Breier G, Clauss M, Risau W
Max-Planck-Institut für physiologische und klinische Forschung, Bad Nauheim, Germany.
Dev Dyn. 1995 Nov;204(3):228-39. doi: 10.1002/aja.1002040303.
Vascular endothelial growth factor (VEGF) is a candidate regulator of blood vessel growth during embryonic development and in tumors. To evaluate the role of VEGF receptor-1/flt-1 (VEGFR1/flt-1) in the development of the vascular system, we have characterized the murine homolog of the human flt-1 gene and have analyzed its expression pattern during mouse embryogenesis. Receptor binding studies using transfected COS cells revealed that the murine flt-1 gene encodes a high affinity receptor for VEGF. The apparent Kd for VEGF binding, as determined by Scatchard analysis, was 114 pM, demonstrating that VEGFR1/flt-1 has a higher affinity to VEGF than VEGF receptor-2/flk-1 (VEGFR2/flk-1). By in situ hybridization, VEGFR1/flt-1 was detected in the yolk sac mesoderm already at the early stages of vascular development, while the receptor ligand was expressed in the entire endoderm of 7.5-day mouse embryos. A comparison with VEGFR2/flk-1 showed that the two receptors shared a common expression domain in the yolk sac mesoderm, but were expressed at different sites in the ectoplacental cone. The differential expression of the two VEGF receptors persisted in the developing placenta, where VEGFR1/flt-1 mRNA was detected in the spongiotrophoblast layer, whereas VEGFR2/flk-1 transcripts were present in the labyrinthine layer which is the site of VEGF expression. In the embryo proper, VEGFR1/flt-1 mRNA was specifically localized in blood vessels and capillaries of the developing organs, closely resembling the pattern of VEGFR2/flk-1 transcript distribution. In the developing brain, the expression of VEGF receptors in the perineural capillary plexus and in capillary sprouts which have invaded the neuro-ectoderm correlated with endothelial cell proliferation and brain angiogenesis. The data are consistent with the hypothesis that VEGF and its receptors have an important function both in the differentiation of the endothelial lineage and in the neovascularization of developing organs, and act in a paracrine fashion.
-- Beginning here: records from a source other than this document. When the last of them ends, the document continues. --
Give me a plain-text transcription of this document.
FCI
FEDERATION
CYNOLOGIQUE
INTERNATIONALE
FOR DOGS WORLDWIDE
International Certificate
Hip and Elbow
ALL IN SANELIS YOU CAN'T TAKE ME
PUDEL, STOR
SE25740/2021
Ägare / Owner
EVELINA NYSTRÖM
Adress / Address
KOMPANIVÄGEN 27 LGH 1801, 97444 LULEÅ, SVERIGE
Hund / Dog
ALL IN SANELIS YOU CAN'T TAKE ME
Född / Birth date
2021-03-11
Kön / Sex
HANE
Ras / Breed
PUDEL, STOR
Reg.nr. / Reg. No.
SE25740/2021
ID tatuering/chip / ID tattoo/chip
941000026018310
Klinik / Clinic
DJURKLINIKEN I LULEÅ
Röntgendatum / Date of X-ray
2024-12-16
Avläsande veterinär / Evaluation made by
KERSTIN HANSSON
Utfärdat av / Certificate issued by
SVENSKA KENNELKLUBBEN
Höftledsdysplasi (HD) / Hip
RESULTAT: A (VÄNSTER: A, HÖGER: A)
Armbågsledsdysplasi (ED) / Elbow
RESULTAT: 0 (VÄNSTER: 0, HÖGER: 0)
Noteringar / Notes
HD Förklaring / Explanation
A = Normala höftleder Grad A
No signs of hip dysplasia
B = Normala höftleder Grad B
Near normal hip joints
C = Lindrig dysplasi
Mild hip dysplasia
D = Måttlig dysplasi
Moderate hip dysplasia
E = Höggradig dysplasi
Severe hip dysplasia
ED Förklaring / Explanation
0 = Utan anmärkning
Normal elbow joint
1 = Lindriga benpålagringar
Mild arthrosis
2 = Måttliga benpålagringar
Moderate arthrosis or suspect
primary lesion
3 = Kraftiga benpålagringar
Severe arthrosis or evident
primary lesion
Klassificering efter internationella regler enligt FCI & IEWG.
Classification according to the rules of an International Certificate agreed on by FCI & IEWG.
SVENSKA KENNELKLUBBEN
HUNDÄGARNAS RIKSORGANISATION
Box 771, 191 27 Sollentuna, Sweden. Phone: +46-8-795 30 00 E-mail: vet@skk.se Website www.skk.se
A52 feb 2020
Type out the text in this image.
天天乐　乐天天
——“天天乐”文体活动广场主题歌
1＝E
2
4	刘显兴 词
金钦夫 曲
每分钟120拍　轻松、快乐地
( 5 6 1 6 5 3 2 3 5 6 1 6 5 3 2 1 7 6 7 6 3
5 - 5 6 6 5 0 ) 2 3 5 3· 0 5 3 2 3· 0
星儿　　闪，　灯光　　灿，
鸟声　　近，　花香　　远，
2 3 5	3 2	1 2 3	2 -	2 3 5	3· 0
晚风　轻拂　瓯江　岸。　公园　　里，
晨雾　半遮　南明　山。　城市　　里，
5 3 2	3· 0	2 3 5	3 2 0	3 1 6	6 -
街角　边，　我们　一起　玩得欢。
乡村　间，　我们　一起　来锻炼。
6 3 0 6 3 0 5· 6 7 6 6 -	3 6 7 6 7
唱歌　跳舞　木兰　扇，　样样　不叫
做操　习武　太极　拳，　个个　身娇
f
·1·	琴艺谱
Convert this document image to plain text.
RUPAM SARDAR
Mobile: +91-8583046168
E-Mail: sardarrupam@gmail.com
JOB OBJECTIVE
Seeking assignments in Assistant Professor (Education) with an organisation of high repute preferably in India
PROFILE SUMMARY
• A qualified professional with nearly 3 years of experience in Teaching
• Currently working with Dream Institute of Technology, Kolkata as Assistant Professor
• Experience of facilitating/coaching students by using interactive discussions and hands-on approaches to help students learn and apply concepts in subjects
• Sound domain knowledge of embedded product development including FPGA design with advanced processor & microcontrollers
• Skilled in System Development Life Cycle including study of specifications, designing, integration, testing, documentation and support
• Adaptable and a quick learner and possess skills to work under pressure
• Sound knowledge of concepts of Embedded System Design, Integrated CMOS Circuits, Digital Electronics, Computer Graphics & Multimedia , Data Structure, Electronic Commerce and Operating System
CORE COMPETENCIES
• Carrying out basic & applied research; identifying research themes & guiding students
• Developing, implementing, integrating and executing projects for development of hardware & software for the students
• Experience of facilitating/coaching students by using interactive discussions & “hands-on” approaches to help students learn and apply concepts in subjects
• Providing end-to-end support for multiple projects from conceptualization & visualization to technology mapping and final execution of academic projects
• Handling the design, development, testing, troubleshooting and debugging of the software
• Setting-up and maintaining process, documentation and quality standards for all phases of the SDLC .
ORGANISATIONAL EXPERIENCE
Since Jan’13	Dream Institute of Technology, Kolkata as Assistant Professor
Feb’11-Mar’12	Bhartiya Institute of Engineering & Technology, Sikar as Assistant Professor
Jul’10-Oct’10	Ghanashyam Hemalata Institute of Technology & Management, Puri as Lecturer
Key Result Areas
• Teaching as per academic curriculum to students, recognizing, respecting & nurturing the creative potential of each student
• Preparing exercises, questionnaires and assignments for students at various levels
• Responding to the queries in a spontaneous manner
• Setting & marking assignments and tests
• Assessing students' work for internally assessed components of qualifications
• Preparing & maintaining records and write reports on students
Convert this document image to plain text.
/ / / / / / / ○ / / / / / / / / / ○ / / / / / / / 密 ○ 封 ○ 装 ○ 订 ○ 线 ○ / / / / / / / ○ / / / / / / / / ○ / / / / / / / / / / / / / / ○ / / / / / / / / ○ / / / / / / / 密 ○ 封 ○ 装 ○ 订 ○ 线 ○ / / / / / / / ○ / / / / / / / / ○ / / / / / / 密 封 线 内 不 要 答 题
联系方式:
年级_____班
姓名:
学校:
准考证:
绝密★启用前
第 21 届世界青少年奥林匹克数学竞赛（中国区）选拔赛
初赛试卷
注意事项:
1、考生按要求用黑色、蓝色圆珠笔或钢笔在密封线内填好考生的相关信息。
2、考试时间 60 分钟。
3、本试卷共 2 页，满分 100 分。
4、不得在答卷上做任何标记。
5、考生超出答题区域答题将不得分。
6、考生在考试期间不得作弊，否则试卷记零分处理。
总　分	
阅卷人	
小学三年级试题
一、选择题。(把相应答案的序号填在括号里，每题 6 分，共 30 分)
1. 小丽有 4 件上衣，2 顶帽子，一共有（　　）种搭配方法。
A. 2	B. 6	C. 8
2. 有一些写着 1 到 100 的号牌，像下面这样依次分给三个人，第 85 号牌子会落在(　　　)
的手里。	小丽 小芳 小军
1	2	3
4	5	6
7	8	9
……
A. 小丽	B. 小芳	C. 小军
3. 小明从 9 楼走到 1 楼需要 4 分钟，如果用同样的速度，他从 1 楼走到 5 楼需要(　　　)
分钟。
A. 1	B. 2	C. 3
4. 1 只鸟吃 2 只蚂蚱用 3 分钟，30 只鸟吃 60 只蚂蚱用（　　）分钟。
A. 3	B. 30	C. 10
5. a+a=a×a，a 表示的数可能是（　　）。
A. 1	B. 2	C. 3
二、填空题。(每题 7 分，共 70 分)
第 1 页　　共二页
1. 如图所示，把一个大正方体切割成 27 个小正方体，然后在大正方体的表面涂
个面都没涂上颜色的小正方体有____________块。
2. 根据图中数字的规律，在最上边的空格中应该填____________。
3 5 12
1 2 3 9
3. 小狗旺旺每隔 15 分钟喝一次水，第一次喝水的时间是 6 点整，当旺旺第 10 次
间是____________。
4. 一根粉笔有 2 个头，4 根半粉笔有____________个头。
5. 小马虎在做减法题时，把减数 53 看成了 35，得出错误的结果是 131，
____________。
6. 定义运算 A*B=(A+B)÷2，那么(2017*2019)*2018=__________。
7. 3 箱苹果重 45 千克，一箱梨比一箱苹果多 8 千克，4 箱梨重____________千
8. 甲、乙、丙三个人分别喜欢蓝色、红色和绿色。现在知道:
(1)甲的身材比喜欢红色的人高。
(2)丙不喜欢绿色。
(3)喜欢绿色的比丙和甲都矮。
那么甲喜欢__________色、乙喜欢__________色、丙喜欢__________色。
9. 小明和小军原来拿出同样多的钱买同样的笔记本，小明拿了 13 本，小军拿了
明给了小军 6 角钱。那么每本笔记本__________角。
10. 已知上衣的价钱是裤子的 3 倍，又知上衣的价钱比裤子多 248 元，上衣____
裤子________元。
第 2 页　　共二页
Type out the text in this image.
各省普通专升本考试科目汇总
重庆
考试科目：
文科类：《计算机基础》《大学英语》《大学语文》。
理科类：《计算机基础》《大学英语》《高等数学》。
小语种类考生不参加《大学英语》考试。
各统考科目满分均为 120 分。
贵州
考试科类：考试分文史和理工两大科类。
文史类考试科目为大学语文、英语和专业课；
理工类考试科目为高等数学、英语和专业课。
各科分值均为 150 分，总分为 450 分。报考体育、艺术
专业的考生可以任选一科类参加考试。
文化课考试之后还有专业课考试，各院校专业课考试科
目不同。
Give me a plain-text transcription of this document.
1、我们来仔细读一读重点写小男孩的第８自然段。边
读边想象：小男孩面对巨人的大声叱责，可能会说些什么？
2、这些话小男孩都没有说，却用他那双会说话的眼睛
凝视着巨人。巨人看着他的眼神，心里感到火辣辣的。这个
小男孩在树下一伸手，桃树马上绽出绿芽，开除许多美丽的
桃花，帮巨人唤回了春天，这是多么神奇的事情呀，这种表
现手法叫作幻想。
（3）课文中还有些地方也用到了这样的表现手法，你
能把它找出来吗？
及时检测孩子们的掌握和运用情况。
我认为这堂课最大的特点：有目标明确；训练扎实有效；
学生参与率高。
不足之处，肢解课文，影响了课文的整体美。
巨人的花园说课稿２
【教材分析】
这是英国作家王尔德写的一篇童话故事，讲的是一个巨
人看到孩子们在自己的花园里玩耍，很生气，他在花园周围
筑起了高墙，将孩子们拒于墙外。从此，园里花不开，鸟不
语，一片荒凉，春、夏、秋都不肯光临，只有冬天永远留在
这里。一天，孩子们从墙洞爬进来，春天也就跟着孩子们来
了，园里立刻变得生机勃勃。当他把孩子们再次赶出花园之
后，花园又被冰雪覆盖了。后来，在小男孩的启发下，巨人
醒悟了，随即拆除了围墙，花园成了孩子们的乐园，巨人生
血管内皮生长因子(VEGF)是胚胎发育和肿瘤血管生成过程中血管生长的候选调节因子。为了评估VEGF受体-1/flt-1(VEGFR1/flt-1)在血管系统发育中的作用,我们对人flt-1基因的小鼠同源物进行了表征,并分析了其在小鼠胚胎发育过程中的表达模式。使用转染的COS细胞进行的受体结合研究表明,小鼠flt-1基因编码一种VEGF的高亲和力受体。通过Scatchard分析确定的VEGF结合的表观解离常数(Kd)为114 pM,表明VEGFR1/flt-1对VEGF的亲和力高于VEGF受体-2/flk-1(VEGFR2/flk-1)。通过原位杂交,在血管发育早期的卵黄囊间皮中就检测到了VEGFR1/flt-1,而受体配体在7.5天小鼠胚胎的整个内胚层中表达。与VEGFR2/flk-1的比较表明,这两种受体在卵黄囊间皮中有共同的表达域,但在胎盘外锥体的不同部位表达。两种VEGF受体的差异表达在发育中的胎盘中持续存在,在滋养层海绵层中检测到VEGFR1/flt-1 mRNA,而VEGFR2/flk-1转录本存在于VEGF表达部位的迷路层中。在胚胎本身,VEGFR1/flt-1 mRNA特异性地定位于发育中器官的血管和毛细血管中,与VEGFR2/flk-1转录本的分布模式非常相似。在发育中的大脑中,神经周围毛细血管丛和侵入神经外胚层的毛细血管芽中VEGF受体的表达与内皮细胞增殖和脑血管生成相关。这些数据与以下假设一致,即VEGF及其受体在内皮细胞谱系的分化和发育中器官的新生血管形成中都具有重要功能,并以旁分泌方式发挥作用。